4 See guidance provided by the Green and Black Cross (Citation2020) for an explanation of these powers as they pertained to protest.

5 Moreover- and I am grateful for one of the anonymous reviewers for emphasising this point- this may be especially unsurprising in the context of countries that share a common language and strong cultural ties.

6 Conceptualised as ‘characterized by … the perception that a contentious accomplishment is possible or achievable  …  in response to domestic or world events [or] consciously presented as motivational collective action frames by organised agitators that explicitly attribute a specific set of opportunities to the situation at hand' (Abrams, Citation2023, p. 48).

7 Within Europe, this phenomenon is not unique to the UK. France and the Netherlands – for example – play host to their own rich traditions of black radicalism.
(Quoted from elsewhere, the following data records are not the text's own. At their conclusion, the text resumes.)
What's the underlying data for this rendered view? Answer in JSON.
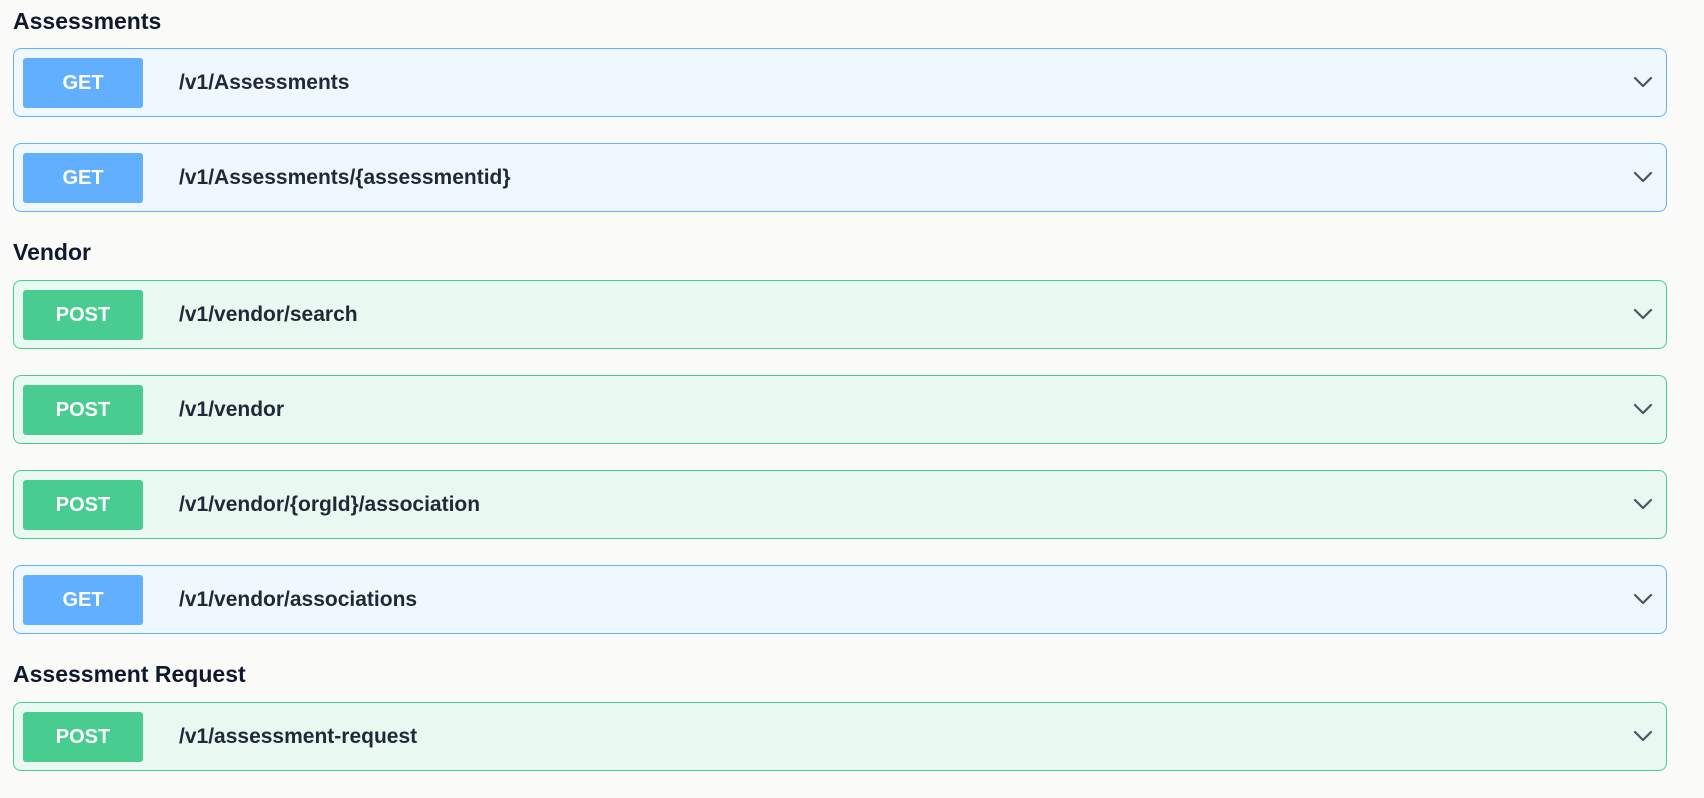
{
  "sections": [
    {
      "title": "Assessments",
      "operations": [
        {
          "method": "GET",
          "path": "/v1/Assessments"
        },
        {
          "method": "GET",
          "path": "/v1/Assessments/{assessmentid}"
        }
      ]
    },
    {
      "title": "Vendor",
      "operations": [
        {
          "method": "POST",
          "path": "/v1/vendor/search"
        },
        {
          "method": "POST",
          "path": "/v1/vendor"
        },
        {
          "method": "POST",
          "path": "/v1/vendor/{orgId}/association"
        },
        {
          "method": "GET",
          "path": "/v1/vendor/associations"
        }
      ]
    },
    {
      "title": "Assessment Request",
      "operations": [
        {
          "method": "POST",
          "path": "/v1/assessment-request"
        }
      ]
    }
  ],
  "colors": {
    "get": "#61affe",
    "get_bg": "#eff7ff",
    "post": "#49cc90",
    "post_bg": "#e9f8f0",
    "chevron": "#4b5563"
  },
  "icons": {
    "expand": "chevron-down-icon"
  }
}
8 ‘Symbolic objects' refer to the various material items that can manifest meanings, narratives, emotions and other substantive content through their appearance in contentious political activity. See: Abrams & Gardner (Citation2023).

9 See, for example, INQUEST’s letter of support (Citation2020) signed by 19 law firms, 100 further legal professionals and 56 civil rights organizations, declaring their commitment to ‘a social movement that must see radical structural change’.

10 Something which political opportunity theories have long been accused of sorely lacking. See: Goodwin & Jasper (Citation1999).